Aproveitando o ensejo trazido pela homofonia da língua japonesa, compartilho um trechinho de Leminski, Paulo, o escritor e poeta brasileiro que primeiro conheceu - no sentido bíblico - os haiku japoneses - e percebeu a agudo e contundente sentimento em muitos deles, a ávida discrepância, a tolerante espera, a incongruência vívida. Em suas palavras: "não, o haikai de Bashô não é a fotografia adocicada de um lótus flutuando no velho tanque de um mosteiro".
***
tako tsubo ya
hakanaki yume wo
natsu no tsuki
蛸壺や
はかなき夢を
夏の月
A Bashô, este haikai pintou, quando num barco, na baía de Akáshi. Diz, mais ou menos:
a armadilha do polvo,
sonhos flutuantes,
lua de verão
O poeta, no barco, olha a água noturna e vê no fundo os cestos de bambu, onde os pescadores apanham polvos, atraídos pela luz das tochas: a boca das cestas tem pontas de bambu aguçadas, de modo que o bicho pode entrar mas não sair.
Os "sonhos flutuantes" ("hakanáki yumê") guardam relação com os reflexos das tochas na água trêmula, onde se reflete a lua amarela (ou quase vermelha) do verão.
Misteriosos parentescos entre os polvos que entram na armadilha, os sonhos que flutuam e os reflexos da lua: todas estas coisas parecem pertencer a um mundo irreal, subaquático, onírico.
No original japonês, uma estranheza de linguagem, que ainda carrega mais os milagres da cena.
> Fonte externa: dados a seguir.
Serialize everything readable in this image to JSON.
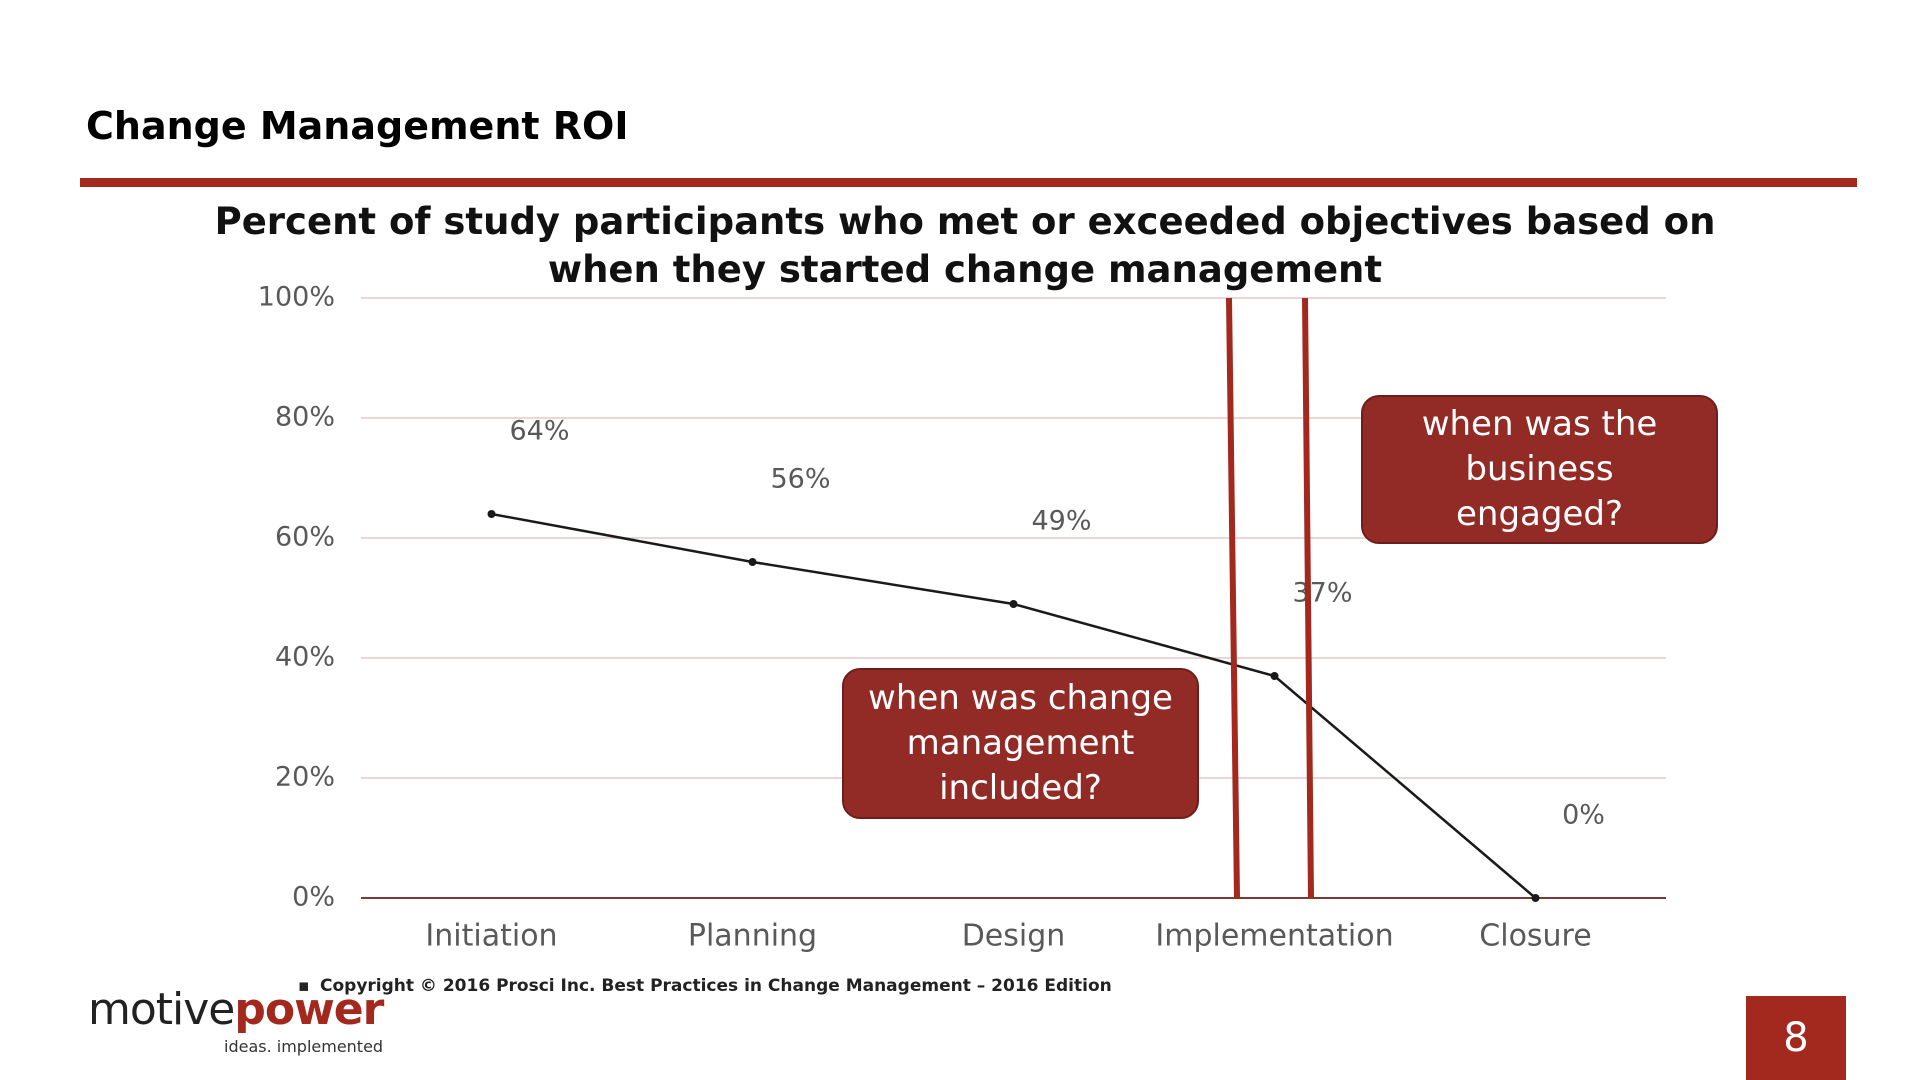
{
  "slide": {
    "title": "Change Management ROI",
    "footnote": "Copyright © 2016 Prosci Inc. Best Practices in Change Management – 2016 Edition",
    "logo": {
      "name_dark": "motive",
      "name_accent": "power",
      "tagline": "ideas. implemented"
    },
    "page_number": 8
  },
  "chart_data": {
    "type": "line",
    "title": "Percent of study participants who met or exceeded objectives based on when they started change management",
    "categories": [
      "Initiation",
      "Planning",
      "Design",
      "Implementation",
      "Closure"
    ],
    "values": [
      64,
      56,
      49,
      37,
      0
    ],
    "value_labels": [
      "64%",
      "56%",
      "49%",
      "37%",
      "0%"
    ],
    "color": "#1a1a1a",
    "ylim": [
      0,
      100
    ],
    "yticks": [
      {
        "value": 0,
        "label": "0%"
      },
      {
        "value": 20,
        "label": "20%"
      },
      {
        "value": 40,
        "label": "40%"
      },
      {
        "value": 60,
        "label": "60%"
      },
      {
        "value": 80,
        "label": "80%"
      },
      {
        "value": 100,
        "label": "100%"
      }
    ],
    "grid": true,
    "annotations": [
      "when was change management included?",
      "when was the business engaged?"
    ]
  }
}
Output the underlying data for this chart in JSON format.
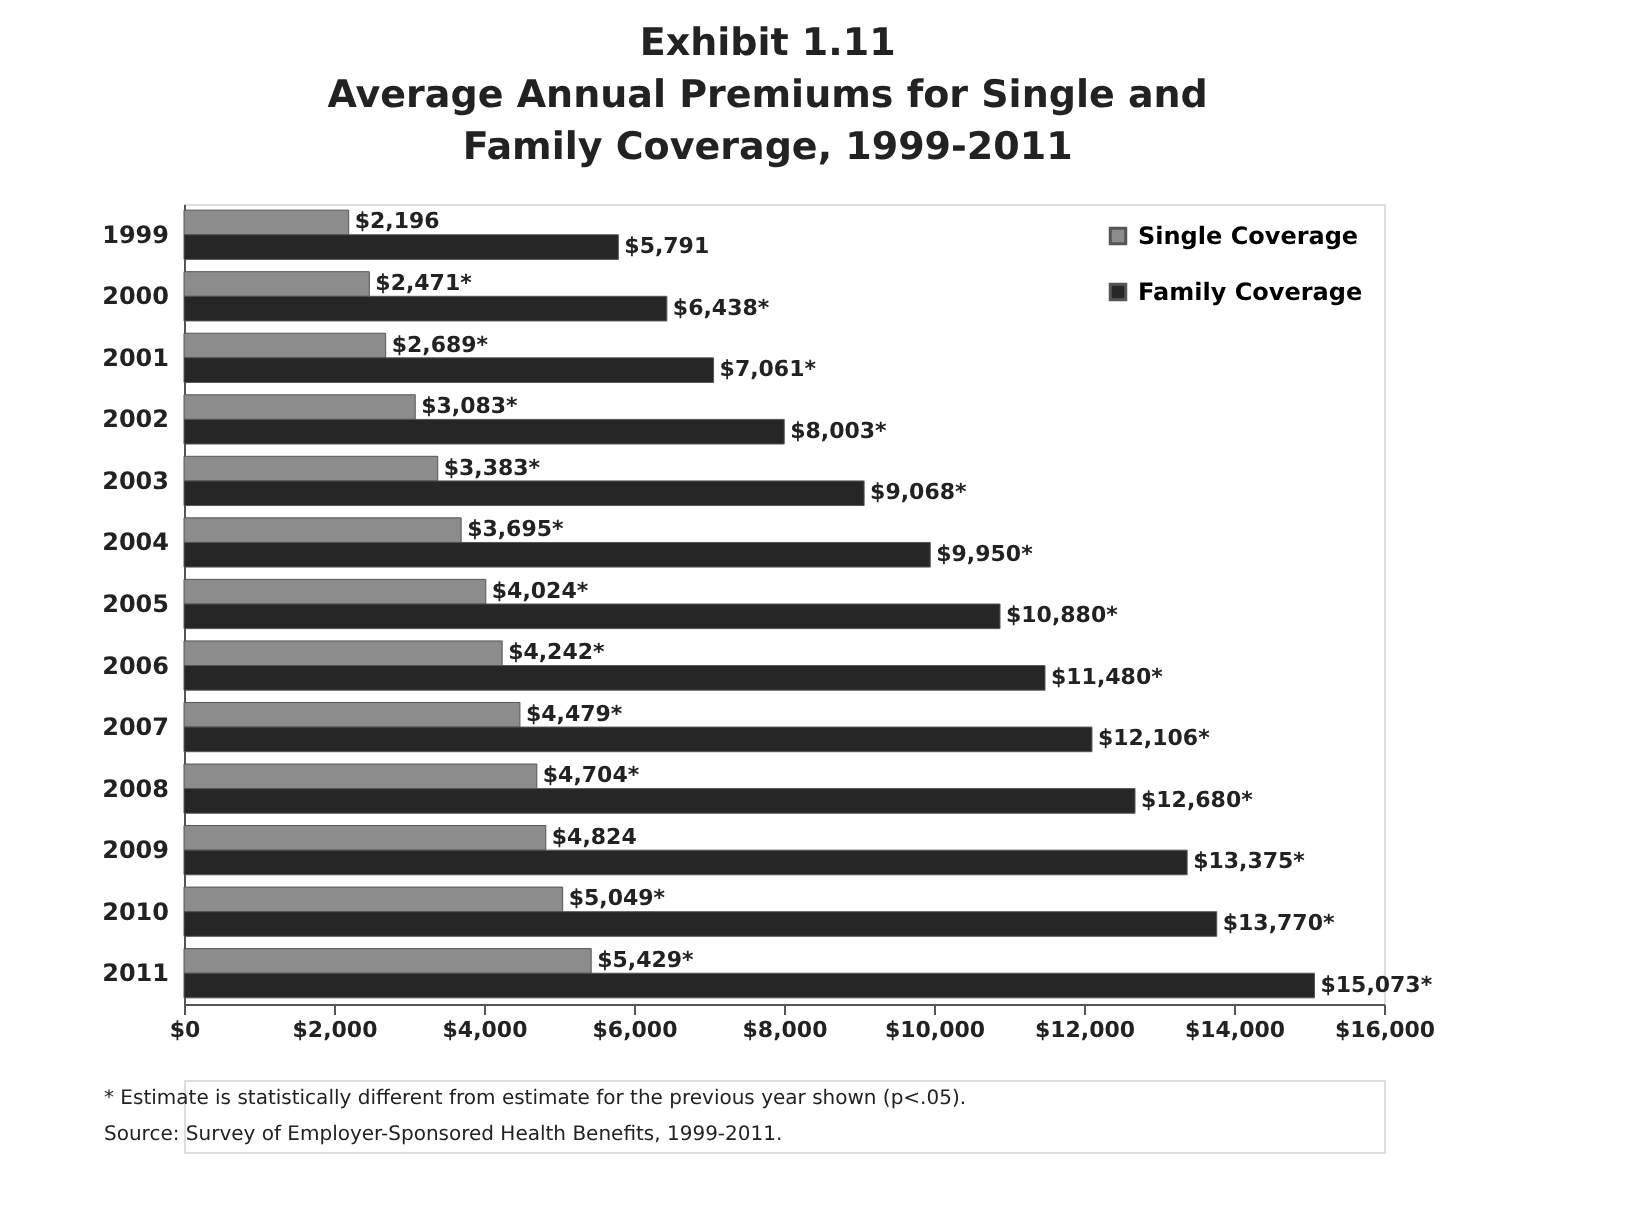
{
  "chart_data": {
    "type": "bar",
    "orientation": "horizontal",
    "title": "Exhibit 1.11",
    "subtitle": "Average Annual Premiums for Single and Family Coverage, 1999-2011",
    "categories": [
      "1999",
      "2000",
      "2001",
      "2002",
      "2003",
      "2004",
      "2005",
      "2006",
      "2007",
      "2008",
      "2009",
      "2010",
      "2011"
    ],
    "series": [
      {
        "name": "Single Coverage",
        "color": "#8c8c8c",
        "values": [
          2196,
          2471,
          2689,
          3083,
          3383,
          3695,
          4024,
          4242,
          4479,
          4704,
          4824,
          5049,
          5429
        ],
        "value_labels": [
          "$2,196",
          "$2,471*",
          "$2,689*",
          "$3,083*",
          "$3,383*",
          "$3,695*",
          "$4,024*",
          "$4,242*",
          "$4,479*",
          "$4,704*",
          "$4,824",
          "$5,049*",
          "$5,429*"
        ]
      },
      {
        "name": "Family Coverage",
        "color": "#262626",
        "values": [
          5791,
          6438,
          7061,
          8003,
          9068,
          9950,
          10880,
          11480,
          12106,
          12680,
          13375,
          13770,
          15073
        ],
        "value_labels": [
          "$5,791",
          "$6,438*",
          "$7,061*",
          "$8,003*",
          "$9,068*",
          "$9,950*",
          "$10,880*",
          "$11,480*",
          "$12,106*",
          "$12,680*",
          "$13,375*",
          "$13,770*",
          "$15,073*"
        ]
      }
    ],
    "xlim": [
      0,
      16000
    ],
    "xticks": [
      {
        "value": 0,
        "label": "$0"
      },
      {
        "value": 2000,
        "label": "$2,000"
      },
      {
        "value": 4000,
        "label": "$4,000"
      },
      {
        "value": 6000,
        "label": "$6,000"
      },
      {
        "value": 8000,
        "label": "$8,000"
      },
      {
        "value": 10000,
        "label": "$10,000"
      },
      {
        "value": 12000,
        "label": "$12,000"
      },
      {
        "value": 14000,
        "label": "$14,000"
      },
      {
        "value": 16000,
        "label": "$16,000"
      }
    ],
    "grid": false,
    "legend": "top right",
    "annotations": [
      "* Estimate is statistically different from estimate for the previous year shown (p<.05).",
      "Source: Survey of Employer-Sponsored Health Benefits, 1999-2011."
    ]
  }
}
A partícula "wo", depois de "hakanáki yumê", sonhos flutuantes, indica, em japonês, que a expressão é o objeto direto de um verbo. Qual o verbo? O original não diz. Nem qual o sujeito. Quem faz o quê com os sonhos flutuantes? Arrisco a versão:
polvos na armadilha
sonhos pululam
a lua vermelha
"Flutuantes" não dá conta, plenamente, do japonês "hakanáki", verdadeira onomatopéia visual, imitativa do movimento de oscilação das águas. Algo como um zigue-zague. Um treme-treme. Um tremelique. Um quase-quase. A forma é simples. A intuição é barroca.
A tessitura sonora e silábica do haikai é rica de anagramas, tranças de sons que se entrelaçam. A sílaba "tsu" está em "armadilha" ("tsubo"), em verão ("natsu") e em "lua" ("tsuki"). "Hakanáki" quase rima com "nátsu".
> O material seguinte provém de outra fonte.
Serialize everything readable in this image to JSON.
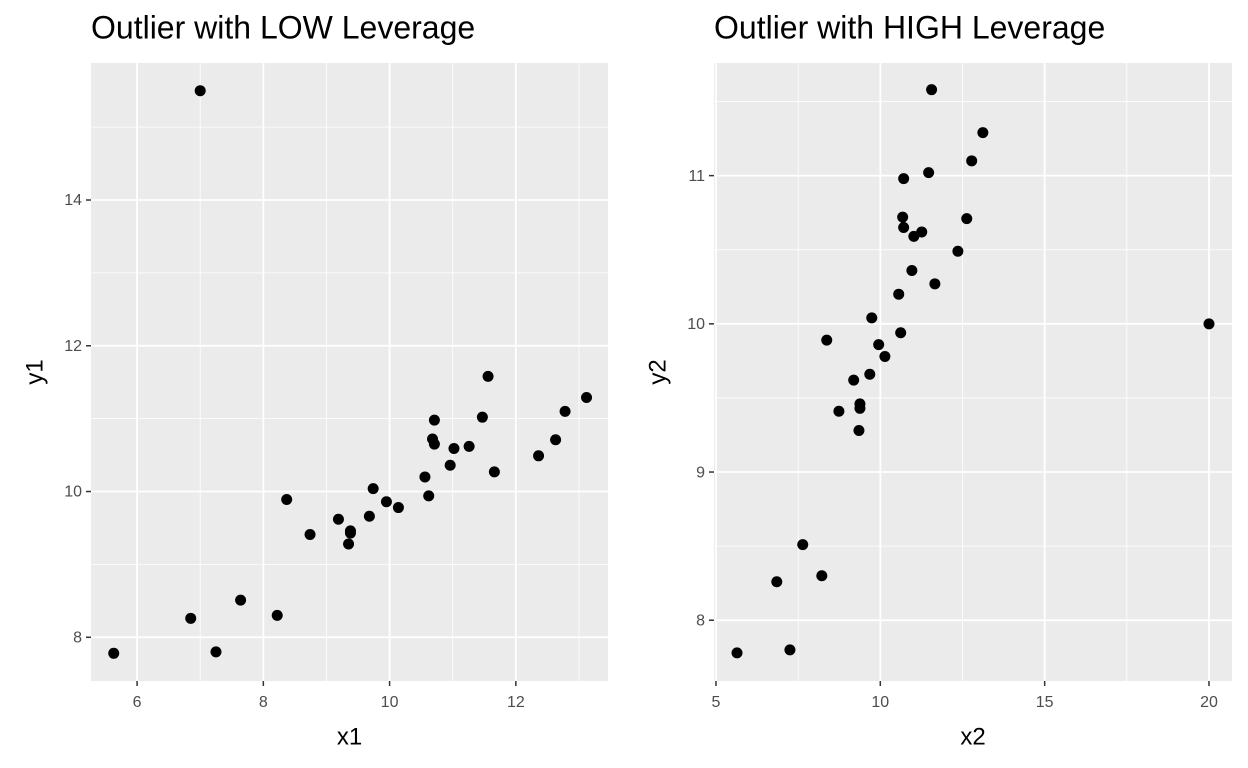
{
  "chart_data": [
    {
      "type": "scatter",
      "title": "Outlier with LOW Leverage",
      "x_label": "x1",
      "y_label": "y1",
      "color": "#000000",
      "x": [
        5.63,
        6.85,
        7.25,
        7.64,
        8.22,
        8.37,
        8.74,
        9.19,
        9.35,
        9.38,
        9.38,
        9.68,
        9.74,
        9.95,
        10.14,
        10.56,
        10.62,
        10.71,
        10.68,
        10.71,
        10.96,
        11.02,
        11.26,
        11.47,
        11.56,
        11.66,
        12.36,
        12.63,
        12.78,
        13.12,
        7.0
      ],
      "y": [
        7.78,
        8.26,
        7.8,
        8.51,
        8.3,
        9.89,
        9.41,
        9.62,
        9.28,
        9.46,
        9.43,
        9.66,
        10.04,
        9.86,
        9.78,
        10.2,
        9.94,
        10.98,
        10.72,
        10.65,
        10.36,
        10.59,
        10.62,
        11.02,
        11.58,
        10.27,
        10.49,
        10.71,
        11.1,
        11.29,
        15.5
      ],
      "xlim": [
        5.27,
        13.46
      ],
      "ylim": [
        7.4,
        15.88
      ],
      "xticks": [
        6,
        8,
        10,
        12
      ],
      "yticks": [
        8,
        10,
        12,
        14
      ],
      "grid": true
    },
    {
      "type": "scatter",
      "title": "Outlier with HIGH Leverage",
      "x_label": "x2",
      "y_label": "y2",
      "color": "#000000",
      "x": [
        5.64,
        6.85,
        7.25,
        7.64,
        8.22,
        8.37,
        8.74,
        9.19,
        9.35,
        9.38,
        9.38,
        9.68,
        9.74,
        9.95,
        10.14,
        10.56,
        10.62,
        10.71,
        10.68,
        10.71,
        10.96,
        11.02,
        11.26,
        11.47,
        11.56,
        11.66,
        12.36,
        12.63,
        12.78,
        13.12,
        20
      ],
      "y": [
        7.78,
        8.26,
        7.8,
        8.51,
        8.3,
        9.89,
        9.41,
        9.62,
        9.28,
        9.46,
        9.43,
        9.66,
        10.04,
        9.86,
        9.78,
        10.2,
        9.94,
        10.98,
        10.72,
        10.65,
        10.36,
        10.59,
        10.62,
        11.02,
        11.58,
        10.27,
        10.49,
        10.71,
        11.1,
        11.29,
        10
      ],
      "xlim": [
        4.94,
        20.7
      ],
      "ylim": [
        7.59,
        11.76
      ],
      "xticks": [
        5,
        10,
        15,
        20
      ],
      "yticks": [
        8,
        9,
        10,
        11
      ],
      "grid": true
    }
  ]
}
Em "hakanáki", um japonês pode enxergar ainda, ainda, uma aparição do verbo "chorar", "náku", reforçando o clima aquático. "Hakanáki" compõe-se de dois ideogramas: "fruto" + "não" + "sem fruto".
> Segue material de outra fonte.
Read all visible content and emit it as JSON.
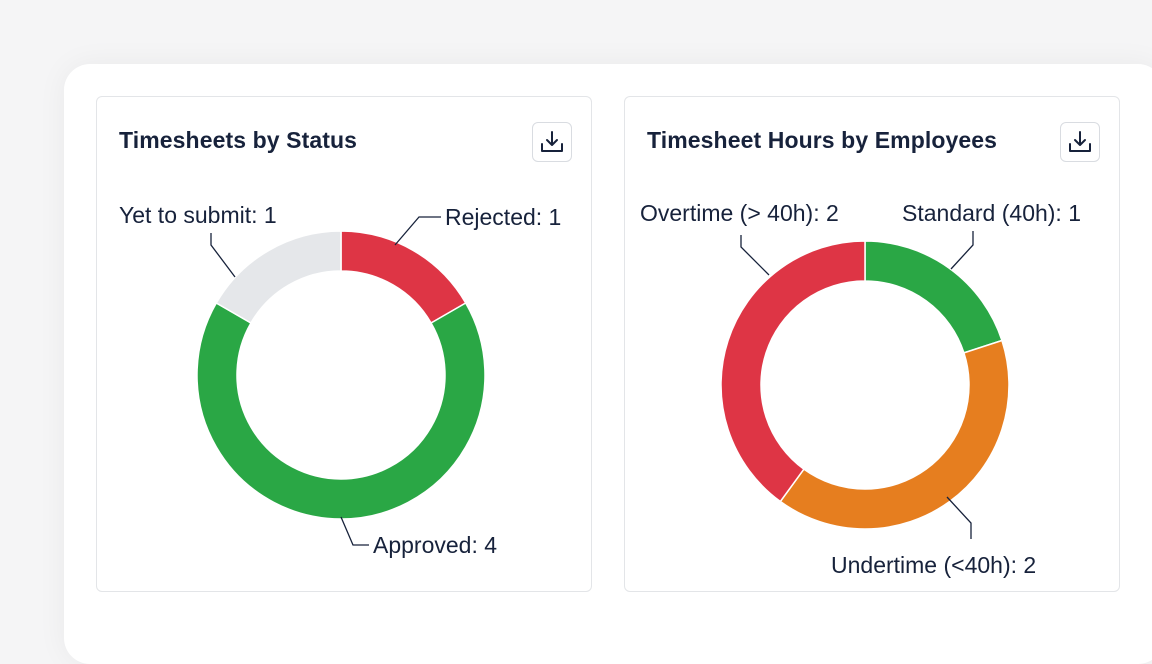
{
  "colors": {
    "approved": "#2aa745",
    "rejected": "#de3545",
    "yet_to_submit": "#e5e7ea",
    "standard": "#2aa745",
    "overtime": "#de3545",
    "undertime": "#e67e1f",
    "text": "#17223b",
    "leader": "#17223b"
  },
  "icons": {
    "download": "download-icon"
  },
  "chart_data": [
    {
      "type": "pie",
      "variant": "donut",
      "title": "Timesheets by Status",
      "slices": [
        {
          "label": "Rejected",
          "value": 1,
          "text": "Rejected: 1",
          "color": "#de3545"
        },
        {
          "label": "Approved",
          "value": 4,
          "text": "Approved: 4",
          "color": "#2aa745"
        },
        {
          "label": "Yet to submit",
          "value": 1,
          "text": "Yet to submit: 1",
          "color": "#e5e7ea"
        }
      ]
    },
    {
      "type": "pie",
      "variant": "donut",
      "title": "Timesheet Hours by Employees",
      "slices": [
        {
          "label": "Standard (40h)",
          "value": 1,
          "text": "Standard (40h): 1",
          "color": "#2aa745"
        },
        {
          "label": "Undertime (<40h)",
          "value": 2,
          "text": "Undertime (<40h): 2",
          "color": "#e67e1f"
        },
        {
          "label": "Overtime (> 40h)",
          "value": 2,
          "text": "Overtime (> 40h): 2",
          "color": "#de3545"
        }
      ]
    }
  ]
}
"Hakanáki yumê", portanto é, literalmente, "sonho sem fruto".
Paulo Leminski. Vida: Cruz e Souza, Bashô, Jesus, Trotski. Porto Alegre: Sulina, 1998.
***
Haicai composto em 1688, durante a observação da pesca de polvos em Akashi, atualmente uma cidade da província de Hyogo. Potes de barro são submersos na água à noite, presos por cordas. Os polvos, tomando-os por abrigos seguros, neles se introduzem, permitindo sua captura. Por outro lado, as horas de sono do verão são curtas, tornando ainda mais efêmeros os sonhos. Será Bashô que sonha ou é o polvo, satisfeito com a tranqüilidade ilusória de seu pequeno mundo, ignorante do destino que o aguarda ao amanhecer? Na tradição poética, quem normalmente lamenta as poucas horas escuras do verão são os casais de amantes, que devem se separar na alvorada. Ao trocar esse sentimento romântico pela vida de um polvo, Bashô entra no campo do humor, característica da poesia de haikai. Entretanto, não sentimos vontade de rir. Ao contrário, somos tomados por grande compaixão pelo ser que, ao final de seu sonho, encontrará a morte. A lua que brilha sobre o polvo e seu pote é, afinal, a mesma que brilha sobre o homem e sua existência, tão fugaz quanto um sonho. O kigo é natsu no tsuki, lua de verão.